Por Alejandra Costamagna // Foto: Enrique Farías Agosto 4, 2017

Hasta el 12 de agosto en Teatro Sidarte.

Es 1905 y el pueblo de Odesa manifiesta su apoyo al motín de los marineros rusos, que se han rebelado frente a las condiciones opresivas en las que trabajan. La imponente escalera que da a una explanada está repleta de pobladores. Entre ellos, la cámara enfoca a una mujer que lleva a su guagua en un coche. Pero a los pocos minutos llega la orden del Zar Nicolás II y la celebración se convierte en masacre. La mujer recibe un balazo en la cabeza y todo se precipita: su cuerpo cae y empuja al coche, que rueda escaleras abajo. Esa escena de El acorazado Potemkin, de Serguéi Eisenstein, una de las películas más emblemáticas de la historia del cine, ha sido homenajeada por directores como Francis Ford Coppola en El Padrino, Brian De Palma en Los intocables, y Terry Gilliam en Brazil. Y es también recreada en la obra El acorazado Potemkin que dirige Tomás Henríquez en el teatro Sidarte.

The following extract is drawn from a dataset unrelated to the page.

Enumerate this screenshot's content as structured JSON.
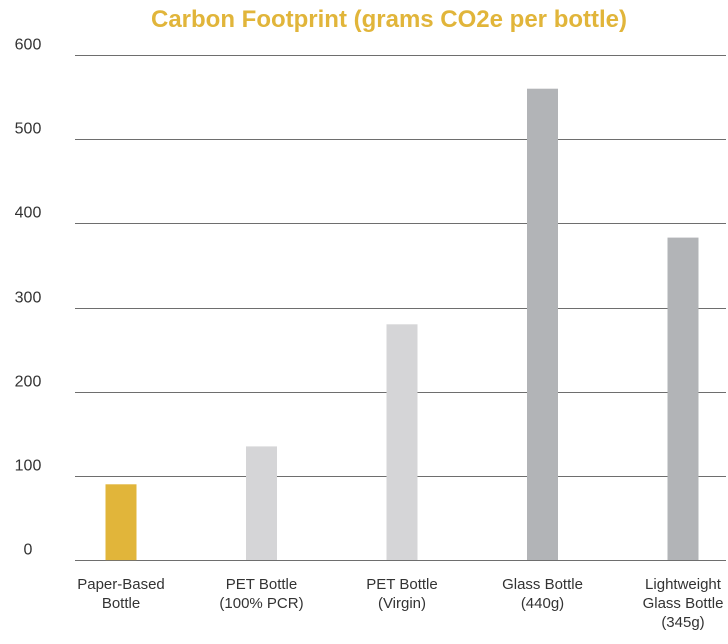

En la primera escena, la actriz Claudia Cabezas, vestida al modo de una pobladora rusa de comienzos del siglo pasado, acarrea un cochecito con un canasto de mimbre. Pero apenas comienza a hablar, se desprende del personaje para reflexionar sobre lo que vemos al fondo: las imágenes proyectadas del filme de Eisenstein. Esta no es la historia real, parece decirnos la narradora, esto es una construcción ficcional. Esto: la película de 1925. Esto: la obra de 2017. La actriz se hace a un lado y cede la escena a los cinco marineros de esta versión, que a fin de cuentas girará en torno al filme, al hecho histórico y a las disquisiciones acerca de cómo se articulan las imágenes: cuánto hay de intencionalidad en la construcción de los mitos culturales.

Esta es una obra-ensayo, una puesta en escena que se discute a sí misma mientras se va ejecutando. Vemos las escenas claves de la película, pero también sus entretelones. Lo que no se filmó, las discusiones entre los amotinados, sus pugnas, lo que tal vez ocurrió con el buque después de la revuelta, el destino que pudieron haber corrido los marineros. Pero vemos también los momentos previos a la filmación, en 1925, con un Eisenstein que es observado por el resto del equipo con sospecha: es artista, es judío, es homosexual (“la homosexualidad es una desviación burguesa”, argumentará uno de los revolucionarios). El joven cineasta aparece acá como un hombre que debe responder al pedido de celebrar la revolución y que, para eso, opta por seleccionar partes de la fábula histórica y obviar ciertos episodios reales, como el desenlace del buque tras el motín. Como sea, se trata de un hombre que construirá una obra excepcional y cambiará los parámetros mundiales del cine. Esos aspectos son recogidos en la obra de Henríquez con sus respectivas complejidades. Y aunque a ratos se agradecería una baja de voltaje en algunas actuaciones, la frescura del punto de vista, la agudeza de la mirada, que no se queda en el mero homenaje, y la propuesta de un lenguaje escénico que abisma la historia y toma conciencia del artificio son cartas de sobra para hacer de este Acorazado un montaje valioso, que amerita ser visto.